Of those survey respondents who expect an increase in fit-for-purpose, hybrid, and/or decentralized clinical trial models going forward, most expect these models will be used for both existing trial restarts (63%) and new trials (61%).
As noted earlier, the top three positive outcomes resulting from the adoption of new clinical trial methods during the pandemic were more timely data, improved flexibility for patients, and increased speed. Interestingly, the importance of improving the patient experience emerged again when survey respondents were asked whether their organization planned to give patients the option to choose how they participate in clinical trials.
A slight majority of respondents (58%) said that their organizations plan to give patients the option to choose how they participate in clinical trials. Most respondents believe allowing patients a choice will have a positive impact on clinical research (61%).
Last year, in the throes of the COVID-19 pandemic, we saw industries adapt and evolve in rapid fashion in response to an environment never experienced before. People, organizations, and industries came together, got creative, and left their comfort zones in order to survive.
For those involved in clinical trials, that meant quickly adjusting to support alternative ways of monitoring and caring for clinical trial participants in a world where traditional, in-person methods were no longer an option. The pandemic accelerated the adoption of new approaches, technology, and models—many of which were being cautiously explored and piloted before—at scale.

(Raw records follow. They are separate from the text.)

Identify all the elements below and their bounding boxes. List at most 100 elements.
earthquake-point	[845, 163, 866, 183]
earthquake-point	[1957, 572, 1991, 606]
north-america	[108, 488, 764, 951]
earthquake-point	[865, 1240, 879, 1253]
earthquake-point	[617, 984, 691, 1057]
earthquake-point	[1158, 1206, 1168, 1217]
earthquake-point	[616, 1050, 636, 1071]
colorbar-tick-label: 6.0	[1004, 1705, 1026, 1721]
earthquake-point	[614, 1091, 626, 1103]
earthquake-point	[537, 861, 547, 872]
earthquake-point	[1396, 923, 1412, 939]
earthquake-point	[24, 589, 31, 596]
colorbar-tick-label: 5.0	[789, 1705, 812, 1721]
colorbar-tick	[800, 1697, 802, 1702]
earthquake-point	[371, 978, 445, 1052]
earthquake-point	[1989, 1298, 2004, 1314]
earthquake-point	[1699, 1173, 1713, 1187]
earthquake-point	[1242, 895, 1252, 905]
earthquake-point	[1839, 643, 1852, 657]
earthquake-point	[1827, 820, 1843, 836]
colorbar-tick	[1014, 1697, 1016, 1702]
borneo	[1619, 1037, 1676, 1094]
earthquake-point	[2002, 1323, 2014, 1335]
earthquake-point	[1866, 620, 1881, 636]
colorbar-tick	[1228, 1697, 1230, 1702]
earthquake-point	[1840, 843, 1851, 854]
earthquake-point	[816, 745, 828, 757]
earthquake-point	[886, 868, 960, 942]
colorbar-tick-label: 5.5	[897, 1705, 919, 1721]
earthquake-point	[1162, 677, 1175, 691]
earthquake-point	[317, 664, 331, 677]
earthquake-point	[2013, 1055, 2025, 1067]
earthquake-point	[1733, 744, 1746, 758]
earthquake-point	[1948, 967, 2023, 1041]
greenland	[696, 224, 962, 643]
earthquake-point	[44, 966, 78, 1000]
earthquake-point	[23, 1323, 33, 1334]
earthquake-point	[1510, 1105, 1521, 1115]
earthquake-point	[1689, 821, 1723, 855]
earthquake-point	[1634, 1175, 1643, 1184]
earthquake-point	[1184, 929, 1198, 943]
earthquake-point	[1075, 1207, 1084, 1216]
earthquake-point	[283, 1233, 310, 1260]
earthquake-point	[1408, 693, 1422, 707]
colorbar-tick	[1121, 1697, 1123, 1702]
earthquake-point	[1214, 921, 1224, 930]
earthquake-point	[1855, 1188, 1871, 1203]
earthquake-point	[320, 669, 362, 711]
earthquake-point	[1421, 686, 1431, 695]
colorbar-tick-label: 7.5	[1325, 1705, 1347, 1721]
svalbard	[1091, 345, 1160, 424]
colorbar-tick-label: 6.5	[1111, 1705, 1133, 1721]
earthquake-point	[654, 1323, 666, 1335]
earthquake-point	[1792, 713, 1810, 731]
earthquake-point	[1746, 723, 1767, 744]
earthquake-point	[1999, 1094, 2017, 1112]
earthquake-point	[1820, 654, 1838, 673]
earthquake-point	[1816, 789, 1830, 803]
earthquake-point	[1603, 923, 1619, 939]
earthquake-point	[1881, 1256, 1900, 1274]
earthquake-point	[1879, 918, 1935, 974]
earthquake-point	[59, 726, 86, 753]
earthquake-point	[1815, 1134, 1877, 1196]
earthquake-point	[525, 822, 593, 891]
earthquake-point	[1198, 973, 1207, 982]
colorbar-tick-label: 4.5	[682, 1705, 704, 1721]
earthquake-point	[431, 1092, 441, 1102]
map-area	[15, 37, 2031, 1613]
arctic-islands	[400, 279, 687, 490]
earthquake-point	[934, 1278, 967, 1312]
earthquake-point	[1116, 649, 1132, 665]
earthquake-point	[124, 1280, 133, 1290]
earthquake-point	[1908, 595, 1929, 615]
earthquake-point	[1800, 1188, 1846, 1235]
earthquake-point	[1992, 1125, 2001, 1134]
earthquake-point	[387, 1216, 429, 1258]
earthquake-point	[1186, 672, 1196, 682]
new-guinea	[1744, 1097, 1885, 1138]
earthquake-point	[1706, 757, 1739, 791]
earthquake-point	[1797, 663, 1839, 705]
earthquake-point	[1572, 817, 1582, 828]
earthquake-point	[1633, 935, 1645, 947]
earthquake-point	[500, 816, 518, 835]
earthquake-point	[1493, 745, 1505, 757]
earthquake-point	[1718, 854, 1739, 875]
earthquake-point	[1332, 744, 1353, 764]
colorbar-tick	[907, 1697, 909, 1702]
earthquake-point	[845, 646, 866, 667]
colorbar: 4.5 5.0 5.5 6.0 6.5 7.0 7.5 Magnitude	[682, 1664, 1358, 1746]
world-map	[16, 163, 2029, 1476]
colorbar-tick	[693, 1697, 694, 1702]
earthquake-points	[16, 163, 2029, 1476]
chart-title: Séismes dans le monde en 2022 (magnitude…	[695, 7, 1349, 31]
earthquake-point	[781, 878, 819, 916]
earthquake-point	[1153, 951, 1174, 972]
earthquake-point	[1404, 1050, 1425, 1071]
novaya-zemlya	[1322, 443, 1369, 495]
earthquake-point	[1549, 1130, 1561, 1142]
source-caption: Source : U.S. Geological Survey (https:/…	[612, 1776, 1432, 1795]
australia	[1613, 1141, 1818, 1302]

The COVID-19 pandemic challenged status quo and served as a catalyst for the adoption of the technology-enabled ‘patient-centric’ decentralized clinical trials model. As data overflowed from diverse sources, data collection models transitioned from ‘discrete’ data points to ‘continuous’ measures and from ‘local optimums’ to unified cloud-native platforms. The reality of this shift to the new norm has led to most of the industry planning on continuing to implement newer decentralized clinical trial models, with a significant reduction in the traditional site-based model. It is evident that patient optionality rules the day, with most organizations planning on giving patients the choice about how they participate in clinical trials.
—Nimita Limaye, Research Vice President, IDC
While this forced change was disruptive and surely worrisome, the impact of these changes, as we emerge from the pandemic, is overwhelmingly seen as positive. The results of this survey revealed:
Additionally, the forced adoption of fit-for-purpose, hybrid, and decentralized clinical trial models during the pandemic has helped the industry understand when and how to implement these approaches to improve clinical research. This is reflected in the results of this survey, with respondents expecting the continued use of these models in the post-pandemic world and giving patients the option to choose how they participate in clinical trials.
Fortunately, the technology and software to support these changes in clinical research exists today, and are designed to carry the industry into the future of clinical trials. As approaches to clinical trials continue to evolve, study teams can rest assured that technology will not slow them down.